# My Severum aint it cute!



## Phantom_Cichlid (Jul 3, 2006)

Heres my Severum aint it cute. Oh and the fish you see next to it is the Pink Convict.


----------



## Laura Ann (May 3, 2006)

Awww... it's so tiny


----------



## Gourami Swami (Jul 4, 2006)

Yes, Very cute! I saw a dime-sized one yesterday that looked identical tou yours. My sev has a bit more coloration, But I imagine yours will too when its bigger.


----------



## Phantom_Cichlid (Jul 3, 2006)

Thanx for the compliments.


----------



## Ringo (Apr 10, 2006)

Hes pretty cute Mark


----------



## Phantom_Cichlid (Jul 3, 2006)

Thanx Hunter


----------



## flamingo (Nov 5, 2005)

I want a cute little fish! Pssh...all I gots are this little fat blimp of a puffer .

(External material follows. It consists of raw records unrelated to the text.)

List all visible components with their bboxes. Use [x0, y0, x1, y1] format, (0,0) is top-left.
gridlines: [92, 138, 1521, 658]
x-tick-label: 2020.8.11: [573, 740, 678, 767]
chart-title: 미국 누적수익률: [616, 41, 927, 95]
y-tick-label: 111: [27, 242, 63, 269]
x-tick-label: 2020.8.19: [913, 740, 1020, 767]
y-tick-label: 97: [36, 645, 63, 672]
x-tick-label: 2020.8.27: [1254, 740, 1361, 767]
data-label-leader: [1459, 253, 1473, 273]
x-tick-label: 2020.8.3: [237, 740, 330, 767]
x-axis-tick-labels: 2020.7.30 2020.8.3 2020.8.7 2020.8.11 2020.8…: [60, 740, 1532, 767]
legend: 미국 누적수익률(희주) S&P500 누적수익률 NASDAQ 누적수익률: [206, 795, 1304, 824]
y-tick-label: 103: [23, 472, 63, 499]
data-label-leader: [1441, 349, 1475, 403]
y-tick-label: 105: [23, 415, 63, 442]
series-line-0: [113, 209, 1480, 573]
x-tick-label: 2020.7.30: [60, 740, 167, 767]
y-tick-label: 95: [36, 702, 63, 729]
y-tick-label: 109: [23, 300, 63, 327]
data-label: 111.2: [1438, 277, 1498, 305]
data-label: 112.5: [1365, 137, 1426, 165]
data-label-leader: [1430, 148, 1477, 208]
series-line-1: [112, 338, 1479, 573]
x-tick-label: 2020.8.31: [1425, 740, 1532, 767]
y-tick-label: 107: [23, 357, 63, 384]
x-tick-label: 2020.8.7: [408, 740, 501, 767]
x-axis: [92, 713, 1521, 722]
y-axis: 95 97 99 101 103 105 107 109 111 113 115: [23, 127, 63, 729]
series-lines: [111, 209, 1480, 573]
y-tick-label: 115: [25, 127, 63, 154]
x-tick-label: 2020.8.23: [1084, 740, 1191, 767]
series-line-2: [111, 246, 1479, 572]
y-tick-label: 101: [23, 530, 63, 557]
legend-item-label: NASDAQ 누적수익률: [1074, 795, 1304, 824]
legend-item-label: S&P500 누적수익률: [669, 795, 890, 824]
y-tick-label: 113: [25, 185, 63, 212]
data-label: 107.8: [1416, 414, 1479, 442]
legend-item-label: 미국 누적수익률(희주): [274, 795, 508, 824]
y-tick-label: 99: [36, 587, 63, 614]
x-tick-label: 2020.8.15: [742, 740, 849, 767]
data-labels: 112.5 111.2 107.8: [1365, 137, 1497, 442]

Nice severum, I was contemplating getting one from petsmart (called a severum but it's actually not one...), it was pretty big and had awesome coloration, but I just splurged on frozen foods instead .


----------



## Phantom_Cichlid (Jul 3, 2006)

ROTFL well my LPS has lots, what kind of puffer


----------



## flamingo (Nov 5, 2005)

Green Spotted Puffer...muhahahah


----------